I’ve been following the MSChariot trials and the #ThinkHand campaign via this and other sites. Sadly, although I slipped through the NHS cracks for the first decade, I’ve now moved to the US where the cracks are chasms needing too many dollars to cross. But I can hope and fight.
Just got to hope and fight, its the only way
So true – thanks, Patrick.
So you start the notice things in 1972 but we’re not officially diagnosed until 1995. What was going on in the intervening 17 years?
In the intervening 17 years not a lot happened.

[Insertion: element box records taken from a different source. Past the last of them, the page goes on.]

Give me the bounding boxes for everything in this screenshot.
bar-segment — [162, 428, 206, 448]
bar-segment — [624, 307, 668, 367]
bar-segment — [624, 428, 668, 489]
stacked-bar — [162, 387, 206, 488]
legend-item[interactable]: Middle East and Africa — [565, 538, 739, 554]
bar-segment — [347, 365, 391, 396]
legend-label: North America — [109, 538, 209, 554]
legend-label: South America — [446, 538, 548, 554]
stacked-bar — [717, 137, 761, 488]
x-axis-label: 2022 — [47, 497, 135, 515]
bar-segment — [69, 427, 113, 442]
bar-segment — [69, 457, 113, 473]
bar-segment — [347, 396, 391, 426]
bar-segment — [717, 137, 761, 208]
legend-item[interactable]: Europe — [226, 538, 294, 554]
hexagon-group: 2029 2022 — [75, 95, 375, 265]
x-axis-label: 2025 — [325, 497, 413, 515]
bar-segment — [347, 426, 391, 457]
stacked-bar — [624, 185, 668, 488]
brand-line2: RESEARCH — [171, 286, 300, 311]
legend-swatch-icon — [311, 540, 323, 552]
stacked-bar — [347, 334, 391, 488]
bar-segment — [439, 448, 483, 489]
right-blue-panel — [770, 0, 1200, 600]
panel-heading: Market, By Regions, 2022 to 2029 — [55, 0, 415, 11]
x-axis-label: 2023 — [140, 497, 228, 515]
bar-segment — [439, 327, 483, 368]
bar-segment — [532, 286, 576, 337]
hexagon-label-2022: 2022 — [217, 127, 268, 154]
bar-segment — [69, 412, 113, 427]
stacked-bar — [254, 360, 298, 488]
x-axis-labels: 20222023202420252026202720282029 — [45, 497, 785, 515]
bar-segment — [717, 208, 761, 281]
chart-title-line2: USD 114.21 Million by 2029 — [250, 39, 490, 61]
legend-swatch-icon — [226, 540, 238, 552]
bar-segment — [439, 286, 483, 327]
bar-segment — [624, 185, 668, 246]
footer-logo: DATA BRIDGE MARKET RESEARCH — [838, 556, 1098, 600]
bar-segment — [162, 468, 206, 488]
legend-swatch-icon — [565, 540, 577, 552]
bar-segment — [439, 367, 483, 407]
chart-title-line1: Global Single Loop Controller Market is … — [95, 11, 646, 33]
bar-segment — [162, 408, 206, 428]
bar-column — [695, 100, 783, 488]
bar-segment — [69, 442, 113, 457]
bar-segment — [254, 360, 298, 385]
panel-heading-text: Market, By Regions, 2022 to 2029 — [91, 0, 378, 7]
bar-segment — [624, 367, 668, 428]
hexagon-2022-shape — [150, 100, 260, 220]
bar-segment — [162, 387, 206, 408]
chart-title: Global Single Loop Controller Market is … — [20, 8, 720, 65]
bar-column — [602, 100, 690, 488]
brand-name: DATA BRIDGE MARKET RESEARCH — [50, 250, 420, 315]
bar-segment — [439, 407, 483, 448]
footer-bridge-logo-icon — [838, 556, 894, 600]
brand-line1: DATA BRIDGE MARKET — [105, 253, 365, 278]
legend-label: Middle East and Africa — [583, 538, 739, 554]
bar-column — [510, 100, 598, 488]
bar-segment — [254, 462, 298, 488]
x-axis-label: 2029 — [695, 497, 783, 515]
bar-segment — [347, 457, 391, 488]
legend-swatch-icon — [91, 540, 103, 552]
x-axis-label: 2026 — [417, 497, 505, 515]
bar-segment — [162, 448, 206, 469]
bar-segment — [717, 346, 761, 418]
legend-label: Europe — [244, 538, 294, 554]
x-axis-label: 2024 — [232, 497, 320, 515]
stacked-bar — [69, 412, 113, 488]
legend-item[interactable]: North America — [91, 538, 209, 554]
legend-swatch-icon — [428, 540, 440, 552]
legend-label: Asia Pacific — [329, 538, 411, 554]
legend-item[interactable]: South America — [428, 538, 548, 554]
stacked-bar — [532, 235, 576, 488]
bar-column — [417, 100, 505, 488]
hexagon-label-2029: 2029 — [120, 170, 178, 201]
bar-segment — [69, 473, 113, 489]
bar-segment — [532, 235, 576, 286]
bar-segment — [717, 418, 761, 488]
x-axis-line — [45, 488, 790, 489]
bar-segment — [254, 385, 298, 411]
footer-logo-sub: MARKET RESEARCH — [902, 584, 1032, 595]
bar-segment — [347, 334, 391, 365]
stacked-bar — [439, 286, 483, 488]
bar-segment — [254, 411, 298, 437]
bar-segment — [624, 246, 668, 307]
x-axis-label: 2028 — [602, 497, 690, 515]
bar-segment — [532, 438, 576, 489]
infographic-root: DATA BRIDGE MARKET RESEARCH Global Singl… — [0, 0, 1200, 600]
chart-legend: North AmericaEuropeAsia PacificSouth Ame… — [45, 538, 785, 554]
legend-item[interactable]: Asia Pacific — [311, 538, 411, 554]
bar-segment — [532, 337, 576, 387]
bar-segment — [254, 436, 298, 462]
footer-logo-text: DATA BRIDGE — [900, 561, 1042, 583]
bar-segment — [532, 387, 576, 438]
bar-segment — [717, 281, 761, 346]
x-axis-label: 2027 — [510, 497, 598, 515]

I had 2 further relapses that coincided with stress and illness when trying to run my own business as an antiques dealer. I put the problems down to stress plus they were one off events. These went on to become significant bladder problems. I had not heard of MS until I was diagnosed. Remember this was all before the days of the internet. In those days ignorance was bliss.
When I had RRMS my problems were insignificant and I dismissed them. I only went to see my doctor/GP with double vision on my brother’s insistence. The rest is history
I’m sure I replied yesterday. Not a lot happened between 72 and 95, 2 bladder relapses that I put down to stress and recovering from heavy colds. I had never heard of MS until diagnosis when I had double vision for an hour or so and then it went away. Basically I was a fit and healthy married man, did long dog walks
MS did not impact my life is a significant way until about 2000 and remember back in the day there was no internet.